Cuando llegó allí, Ma Shicheng vio que parecía algo descompuesto y preguntó con preocupación:
—¿Qué pasa, Hermano Quan?
Dan Kaiquan forzó una leve sonrisa:
—No es nada.
Solo recibí un mensaje de un amigo que dice que le gusta una chica que ya tiene novio y no está seguro de si debería perseguirla.
Guo Kunnan dijo:
—Eso no está muy bien.
Ella ya tiene novio; parece un poco poco ético.
Claramente, esta no era la respuesta que Dan Kaiquan esperaba.
Wang Longlong oportunamente añadió su opinión:
—¿De qué tienes miedo?
Si ella no tiene novio, tienes que competir con un montón de chicos; si tiene uno, solo compites con uno.
¡Dile a tu amigo que lo intente!
Después de escuchar esto, Dan Kaiquan inicialmente sintió que estaba mal, pero al reflexionar, encontró algo de sentido en ello.
Su estado de ánimo fluctuó como una montaña rusa, luego mejoró un poco:
—Gracias, Hermano Long.
Se lo diré a mi amigo por QQ más tarde.
Habiendo recuperado su ánimo en la parte trasera del aula, Dan Kaiquan regresó al frente.
Para ese momento, Bai Yuxia había terminado de repartir sus regalos y estaba sentada.
Dan Kaiquan miró las varias cajas de regalo en el escritorio de Bai Yuxia, preguntándose si había dado regalos a Dong Qingfeng y Chen Qian…
¿Me daría uno a mí?
Después de todo, soy su compañero de pupitre.
Lo hará, ¿verdad?
¿Qué debería decir si me da uno?
Con estos pensamientos en mente, Dan Kaiquan se acercó a su asiento y asintió a Jiang Ning en la fila de atrás.
Luego, con una explosión de coraje, Dan Kaiquan tocó a Bai Yuxia y dijo:
—Compañera, ¡feliz Nochebuena!
Bai Yuxia giró la cabeza hacia un lado.
Dan Kaiquan pensó que su perfil era realmente bonito.
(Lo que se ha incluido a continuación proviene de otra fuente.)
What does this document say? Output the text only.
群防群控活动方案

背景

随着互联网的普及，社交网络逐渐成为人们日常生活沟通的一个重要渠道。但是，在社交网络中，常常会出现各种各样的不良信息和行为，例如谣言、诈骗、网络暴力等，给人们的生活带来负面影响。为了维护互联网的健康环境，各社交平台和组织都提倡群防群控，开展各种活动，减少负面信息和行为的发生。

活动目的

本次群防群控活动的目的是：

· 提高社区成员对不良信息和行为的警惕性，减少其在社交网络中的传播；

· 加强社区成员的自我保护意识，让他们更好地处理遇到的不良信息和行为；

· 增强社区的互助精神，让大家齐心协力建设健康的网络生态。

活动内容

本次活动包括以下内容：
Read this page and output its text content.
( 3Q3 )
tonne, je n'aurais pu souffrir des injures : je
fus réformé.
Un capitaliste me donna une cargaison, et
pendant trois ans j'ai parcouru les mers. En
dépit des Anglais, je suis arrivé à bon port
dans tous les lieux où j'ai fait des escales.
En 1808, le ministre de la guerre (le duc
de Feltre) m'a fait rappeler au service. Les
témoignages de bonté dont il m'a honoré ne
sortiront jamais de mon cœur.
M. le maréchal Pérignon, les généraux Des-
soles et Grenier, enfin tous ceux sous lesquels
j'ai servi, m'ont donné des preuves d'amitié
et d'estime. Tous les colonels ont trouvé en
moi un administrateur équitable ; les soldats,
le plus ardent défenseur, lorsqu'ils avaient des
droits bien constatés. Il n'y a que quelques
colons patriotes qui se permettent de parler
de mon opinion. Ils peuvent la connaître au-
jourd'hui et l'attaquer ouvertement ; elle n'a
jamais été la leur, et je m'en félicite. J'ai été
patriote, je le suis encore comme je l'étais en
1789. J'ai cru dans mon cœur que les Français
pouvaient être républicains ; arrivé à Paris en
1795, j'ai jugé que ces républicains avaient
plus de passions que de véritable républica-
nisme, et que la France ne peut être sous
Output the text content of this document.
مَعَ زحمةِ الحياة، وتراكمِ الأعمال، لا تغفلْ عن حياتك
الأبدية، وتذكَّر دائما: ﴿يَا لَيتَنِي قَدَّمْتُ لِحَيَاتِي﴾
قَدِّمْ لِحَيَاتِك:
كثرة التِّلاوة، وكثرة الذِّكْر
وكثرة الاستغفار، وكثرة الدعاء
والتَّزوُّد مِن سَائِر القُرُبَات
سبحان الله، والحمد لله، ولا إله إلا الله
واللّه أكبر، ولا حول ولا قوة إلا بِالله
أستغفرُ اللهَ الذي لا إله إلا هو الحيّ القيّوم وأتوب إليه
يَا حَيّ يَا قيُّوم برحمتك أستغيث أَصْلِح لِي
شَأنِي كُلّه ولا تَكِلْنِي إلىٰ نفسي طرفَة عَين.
Si pudiera ser su novia, estaría muy orgulloso.
Con un momento de vacilación, Bai Yuxia aceptó la caja de regalo.
Dan Kaiquan estaba eufórico—la aceptó, la aceptó.
¡Finalmente aceptó el regalo que le di!
Casi se conmovió hasta las lágrimas.
Todavía había algunas cajas de regalo en el escritorio de Bai Yuxia; seguramente iba a devolverle el gesto y darle un regalo.
Fue entonces cuando Bai Yuxia, con una nota de disculpa, dijo:
—Lo siento, Dan Kaiquan.
Estos son todos regalos de otras personas; no puedo corresponder con otro regalo.